Impacted bone allograft is often used in revision joint replacement. Hydroxyapatite granules have been suggested as a substitute or to enhance morcellised bone allograft. We hypothesised that adding osteogenic protein-1 to a composite of bone allograft and non-resorbable hydroxyapatite granules (ProOsteon) would improve the incorporation of bone and implant fixation. We also compared the response to using ProOsteon alone against bone allograft used in isolation. We implanted two non-weight-bearing hydroxyapatite-coated implants into each proximal humerus of six dogs, with each implant surrounded by a concentric 3 mm gap. These gaps were randomly allocated to four different procedures in each dog: 1) bone allograft used on its own; 2) ProOsteon used on its own; 3) allograft and ProOsteon used together; or 4) allograft and ProOsteon with the addition of osteogenic protein-1.
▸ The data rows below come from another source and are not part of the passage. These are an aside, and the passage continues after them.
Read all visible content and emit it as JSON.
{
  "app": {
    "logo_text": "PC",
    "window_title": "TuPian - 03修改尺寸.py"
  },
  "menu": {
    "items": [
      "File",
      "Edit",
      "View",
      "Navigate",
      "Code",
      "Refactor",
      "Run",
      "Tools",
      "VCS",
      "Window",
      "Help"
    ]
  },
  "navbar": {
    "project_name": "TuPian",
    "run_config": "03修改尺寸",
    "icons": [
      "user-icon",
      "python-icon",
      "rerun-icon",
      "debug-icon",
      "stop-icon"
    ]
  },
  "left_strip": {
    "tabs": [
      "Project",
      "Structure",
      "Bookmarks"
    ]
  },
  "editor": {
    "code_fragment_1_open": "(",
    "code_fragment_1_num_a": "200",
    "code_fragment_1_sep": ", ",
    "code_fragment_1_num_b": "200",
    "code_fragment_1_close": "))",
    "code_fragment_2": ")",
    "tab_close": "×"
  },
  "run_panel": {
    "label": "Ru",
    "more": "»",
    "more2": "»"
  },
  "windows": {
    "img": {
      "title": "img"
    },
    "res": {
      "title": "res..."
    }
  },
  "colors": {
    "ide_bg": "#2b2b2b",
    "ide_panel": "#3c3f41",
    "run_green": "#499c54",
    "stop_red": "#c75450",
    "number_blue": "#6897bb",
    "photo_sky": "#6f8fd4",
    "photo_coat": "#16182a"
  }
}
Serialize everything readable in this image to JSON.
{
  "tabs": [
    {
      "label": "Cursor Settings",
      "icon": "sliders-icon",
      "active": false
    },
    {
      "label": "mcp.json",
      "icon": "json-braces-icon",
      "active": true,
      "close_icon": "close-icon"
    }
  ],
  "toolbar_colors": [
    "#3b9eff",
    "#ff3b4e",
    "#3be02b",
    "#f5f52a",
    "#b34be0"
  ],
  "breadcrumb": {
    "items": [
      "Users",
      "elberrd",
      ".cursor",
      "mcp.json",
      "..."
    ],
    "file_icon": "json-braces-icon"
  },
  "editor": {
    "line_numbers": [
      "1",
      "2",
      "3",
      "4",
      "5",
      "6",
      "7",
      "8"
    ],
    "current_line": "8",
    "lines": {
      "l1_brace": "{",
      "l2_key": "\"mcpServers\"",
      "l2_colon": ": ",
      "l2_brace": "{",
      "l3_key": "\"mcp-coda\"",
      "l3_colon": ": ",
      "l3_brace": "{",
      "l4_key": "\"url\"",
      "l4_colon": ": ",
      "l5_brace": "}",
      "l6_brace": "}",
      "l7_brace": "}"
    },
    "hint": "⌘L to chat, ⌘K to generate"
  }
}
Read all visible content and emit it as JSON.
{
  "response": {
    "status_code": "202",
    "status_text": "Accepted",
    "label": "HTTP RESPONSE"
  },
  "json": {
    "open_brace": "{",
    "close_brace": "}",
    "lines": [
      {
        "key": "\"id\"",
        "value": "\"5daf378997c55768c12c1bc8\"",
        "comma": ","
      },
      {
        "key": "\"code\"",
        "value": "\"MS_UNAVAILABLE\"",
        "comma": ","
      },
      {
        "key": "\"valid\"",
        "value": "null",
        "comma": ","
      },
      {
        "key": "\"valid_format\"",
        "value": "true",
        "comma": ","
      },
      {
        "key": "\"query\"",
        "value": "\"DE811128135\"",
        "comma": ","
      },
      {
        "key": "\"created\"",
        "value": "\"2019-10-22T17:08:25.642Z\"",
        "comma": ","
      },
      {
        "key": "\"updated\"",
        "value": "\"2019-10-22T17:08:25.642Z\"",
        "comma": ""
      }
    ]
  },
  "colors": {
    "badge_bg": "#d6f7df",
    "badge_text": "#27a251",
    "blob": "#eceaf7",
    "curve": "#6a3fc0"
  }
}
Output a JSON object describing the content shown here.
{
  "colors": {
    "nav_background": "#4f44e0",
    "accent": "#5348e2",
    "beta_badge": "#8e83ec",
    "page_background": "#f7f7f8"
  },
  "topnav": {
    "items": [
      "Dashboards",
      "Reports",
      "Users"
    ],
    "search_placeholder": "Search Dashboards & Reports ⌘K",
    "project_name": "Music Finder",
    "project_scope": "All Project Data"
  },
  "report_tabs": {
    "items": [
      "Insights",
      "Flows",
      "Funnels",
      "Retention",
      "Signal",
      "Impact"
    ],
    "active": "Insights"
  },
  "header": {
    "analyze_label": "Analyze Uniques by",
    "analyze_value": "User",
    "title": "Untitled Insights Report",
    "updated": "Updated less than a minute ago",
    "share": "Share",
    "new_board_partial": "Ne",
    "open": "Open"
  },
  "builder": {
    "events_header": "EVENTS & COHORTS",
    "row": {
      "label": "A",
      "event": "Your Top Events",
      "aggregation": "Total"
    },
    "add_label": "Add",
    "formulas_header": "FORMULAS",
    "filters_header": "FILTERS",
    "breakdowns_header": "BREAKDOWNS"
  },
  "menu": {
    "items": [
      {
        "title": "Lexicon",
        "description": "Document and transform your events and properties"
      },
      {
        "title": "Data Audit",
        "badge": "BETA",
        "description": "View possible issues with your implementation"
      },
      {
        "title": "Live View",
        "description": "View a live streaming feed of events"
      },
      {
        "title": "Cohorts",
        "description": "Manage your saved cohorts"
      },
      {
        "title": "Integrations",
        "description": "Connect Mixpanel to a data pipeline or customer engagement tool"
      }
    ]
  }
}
After three weeks osteogenic protein-1 increased bone formation and the energy absorption of implants grafted with allograft and ProOsteon. A composite of allograft, ProOsteon and osteogenic protein-1 was comparable, but not superior to, allograft used on its own.

ProOsteon alone cannot be recommended as a substitute for allograft around non-cemented implants, but should be used to extend the volume of the graft, preferably with the addition of a growth factor.